Après la manifestation du 31 mars, à Paris, plusieurs centaines de personnes ont décidé de rester place de la République et de l’occuper. C’est ainsi qu’a démarré le mouvement « Nuit debout », qui prend modèle sur des mouvements similaires qui se sont déroulés en Espagne (les Indignés) ou aux États-Unis (Occupy Wall Street). Depuis, l’idée a essaimé dans plusieurs grandes villes, puis villes moyennes et petites en province et en banlieue parisienne.
À Paris, sur le terrain juridique du moins, les choses sont assez claires : ce sont des associations qui ont déposé auprès de la mairie et de la préfecture de police une demande d’occupation temporaire de l’espace public, qui a été accordée. Si les choses se sont relativement bien déroulées pendant les premiers jours, elles ont dégénéré le week-end dernier, avec des dégradations qui ont conduit la Ville de Paris à demander aux forces de l’ordre d’évacuer la place. Puis, chaque jour, la place est réinvestie, selon les jours, par plusieurs centaines ou plusieurs milliers de personnes – avec régulièrement des affrontements, la nuit, entre forces de l’ordre et certains manifestants, comme la nuit dernière encore. Jusqu’à maintenant, la maire de Paris, Anne Hidalgo, s’est montrée plutôt bienveillante vis-à-vis de ce mouvement, demandant simplement que les lieux ne soient pas dégradés.
Dans la cinquantaine de villes de province où le mouvement cherche à s’étendre, les choses sont parfois plus compliquées, car les occupations de place se font parfois de manière sauvage, sans aucune demande d’autorisation préalable.
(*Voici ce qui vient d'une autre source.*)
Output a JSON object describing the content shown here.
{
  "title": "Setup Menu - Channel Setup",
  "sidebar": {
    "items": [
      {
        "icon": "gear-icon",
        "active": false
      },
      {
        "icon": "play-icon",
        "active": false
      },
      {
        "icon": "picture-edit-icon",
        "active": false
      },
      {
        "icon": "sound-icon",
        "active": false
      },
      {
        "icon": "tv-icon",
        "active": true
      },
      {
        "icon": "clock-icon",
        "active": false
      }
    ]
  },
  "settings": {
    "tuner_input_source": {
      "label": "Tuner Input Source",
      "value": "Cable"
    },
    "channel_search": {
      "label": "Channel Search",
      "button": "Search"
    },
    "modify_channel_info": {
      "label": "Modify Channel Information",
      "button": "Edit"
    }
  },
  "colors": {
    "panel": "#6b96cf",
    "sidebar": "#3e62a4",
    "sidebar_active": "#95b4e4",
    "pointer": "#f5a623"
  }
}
Les problèmes qui peuvent se poser sont de plusieurs ordres : problèmes de sécurité pour les manifestants eux-mêmes, question des éventuels troubles à la tranquillité du voisinage, possibles dégradations et, enfin, troubles à l’ordre public.
Pour chacun de ces problèmes, les maires ont ou n’ont pas, selon les cas, la possibilité d’intervenir au titre de leur pouvoir de police.
Pour Agnès Le Brun, maire de Morlaix, ville où une « Nuit debout » a démarré la semaine dernière, qui vient d’interroger un certain nombre de ses collègues confrontés à la même situation, « les choses se passent plutôt bien dans la mesure où cela reste le plus souvent de petits groupes ». Parfois, aucune autorisation n’est demandée ; dans d’autres cas, une autorisation ou une demande – par exemple de se voir fournir de l’électricité – est déposée, mais c’est là que se pose un problème : une demande d’autorisation de l’espace ou de la voie publique ne peut être accordée qu’à « une entité disposant d’une personnalité morale ou juridique, c’est-à-dire une association, un syndicat, un collectif dûment constitué », explique Agnès Le Brun. (À ce sujet, l’article L211-2 du Code de la sécurité intérieure est clair. Il dispose de surcroît que la demande doit être déposée en mairie « trois jours francs au moins » avant la manifestation et qu’elle doit être signée par trois organisateurs, avec « nom, prénom et domicile » ).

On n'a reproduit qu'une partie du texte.